A
situação de oferta e demanda apontava para prejuízo pequeno no primeiro
trimestre. Mas o índice global da Drewry sofreu uma queda menor no período,
ainda que mais alto que nos mesmos meses do ano passado. No entanto, ao levar
em conta o impacto provocado pela frota ociosa, a situação global real foi
consideravelmente pior. Com os armadores aproveitando o ressurgimento do
mercado charter, a frota ociosa representava menos de um terço do tamanho que
registrava em 2017. Posteriormente, o índice de oferta-demanda ajustado da
frota ociosa da Drewry caiu aproximadamente 3,5 pontos interanuais este ano.
Os dados preliminares sugerem que o prognóstico da consultoria de um
leva aumento no índice oferta-demanda no segundo trimestre acabou se
confirmando, respaldando a mudança de direção das tarifas spot. Mas, para as
transportadoras, a melhora não foi suficientemente rápida e se espera que
muitos apresentem números vermelhos no período.
A
expectativa é de que o índice de oferta e demanda aumente durante a temporada
alta do terceiro trimestre, ajudado por um calendário de entrega de navios
novos menos duro, antes que a menor demanda no quarto trimestre provoque uma
nova queda. Para o total do ano, a previsão é de que o índice de oferta e
demanda cresça ligeiramente, em relação ao ano passado.

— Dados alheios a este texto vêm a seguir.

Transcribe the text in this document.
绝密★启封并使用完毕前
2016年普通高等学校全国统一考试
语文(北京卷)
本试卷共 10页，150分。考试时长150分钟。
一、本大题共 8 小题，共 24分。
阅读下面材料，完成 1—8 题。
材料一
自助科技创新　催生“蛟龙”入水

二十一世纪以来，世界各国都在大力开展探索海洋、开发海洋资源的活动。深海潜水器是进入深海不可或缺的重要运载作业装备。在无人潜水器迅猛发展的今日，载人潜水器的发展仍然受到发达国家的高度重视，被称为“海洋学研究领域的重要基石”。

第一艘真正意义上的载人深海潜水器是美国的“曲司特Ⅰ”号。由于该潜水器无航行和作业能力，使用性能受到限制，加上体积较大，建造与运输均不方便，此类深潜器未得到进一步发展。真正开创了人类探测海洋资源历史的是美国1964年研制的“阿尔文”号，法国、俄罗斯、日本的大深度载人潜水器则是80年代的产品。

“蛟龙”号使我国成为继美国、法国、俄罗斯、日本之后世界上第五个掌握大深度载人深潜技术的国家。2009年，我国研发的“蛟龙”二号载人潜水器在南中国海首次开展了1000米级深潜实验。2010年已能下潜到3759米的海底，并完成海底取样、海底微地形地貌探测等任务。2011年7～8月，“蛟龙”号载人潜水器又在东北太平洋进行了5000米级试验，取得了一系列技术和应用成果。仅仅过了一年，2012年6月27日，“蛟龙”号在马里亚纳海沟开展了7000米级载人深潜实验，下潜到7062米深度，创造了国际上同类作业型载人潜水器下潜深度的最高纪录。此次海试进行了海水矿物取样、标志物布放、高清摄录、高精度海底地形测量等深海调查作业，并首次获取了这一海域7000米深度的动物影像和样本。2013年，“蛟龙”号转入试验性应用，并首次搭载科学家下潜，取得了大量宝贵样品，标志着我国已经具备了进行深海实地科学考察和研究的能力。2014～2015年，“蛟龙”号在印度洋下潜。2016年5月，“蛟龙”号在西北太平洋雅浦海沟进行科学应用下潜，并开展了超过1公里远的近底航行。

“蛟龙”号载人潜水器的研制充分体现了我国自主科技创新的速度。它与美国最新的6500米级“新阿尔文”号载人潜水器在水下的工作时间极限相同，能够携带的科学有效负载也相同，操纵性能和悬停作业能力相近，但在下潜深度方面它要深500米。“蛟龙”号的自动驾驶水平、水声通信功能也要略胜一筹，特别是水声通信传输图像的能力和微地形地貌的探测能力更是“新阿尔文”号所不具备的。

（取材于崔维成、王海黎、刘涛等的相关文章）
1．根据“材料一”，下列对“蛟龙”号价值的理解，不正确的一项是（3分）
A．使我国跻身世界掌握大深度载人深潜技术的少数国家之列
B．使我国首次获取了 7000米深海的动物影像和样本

O equilíbrio entre oferta e demanda pode estar melhorando e a
perspectiva das armadoras é de que o mercado está sobreabastecido e em alguns
casos dependendo da sua rota. O índice de oferta e demanda Leste/Oeste da
Drewry, baseado em um critério diferente de utilização de headhaul, demonstra
que os novos navios que ingressam nestas linhas estão exercendo uma pressão
mais forte para baixar os valores.
Dentro do mercado Leste/Oeste há também uma variação significativa e
mais grave na rota comercial Ásia-Europa, onde navegam as embarcações
porta-contêineres ulta grandes (ULCV). A ocupação de espaços nestes navios até
o oeste da Ásia e norte da Europa, por exemplo, se reduziu para cerca de 85% em
2018, contra 95% no mesmo trimestre do ano anterior.
Já a utilização de navios nas rotas Transpacific praticamente não se
modificou de uma no para o outro. As linhas Ásia-Costa Leste da América do
Norte permaneceu na média de 90% de ocupação. Entretanto, a rota Ásia a WCNA
diminuiu dois pontos percentuais, baixando para 83%.
Por isso, não é de estranhar que as suspensões de serviços recentes se
haviam centrado nas operações com uso mais baixo. O acordo entre ZIM e as
operadoras 2M Maersk LIne e MSC reduzirá seus serviços semanais Ásia-ECNA, uma
diminuição da capacidade já que os transportadores poderiam atualizar os
tamanhos dos navios no resto do itinerário. Os detalhes da retirada dos navios
ainda não foram finalizados.
Segundo a Drewry, está havendo uma movimentação lenta a favor das
armadoras. Mas existem pressões em relação aos preços dos fretes, marcadamente
diferentes entre as diversas rotas Leste/Oeste. Aqueles com saldo mais débil
entre oferta e demanda são candidatos mais óbvios para os ajustes de capacidade
adicionais, seja em forma de suspensão de serviços ou outras opções, como
viagens vazias ou navegações mais lentas.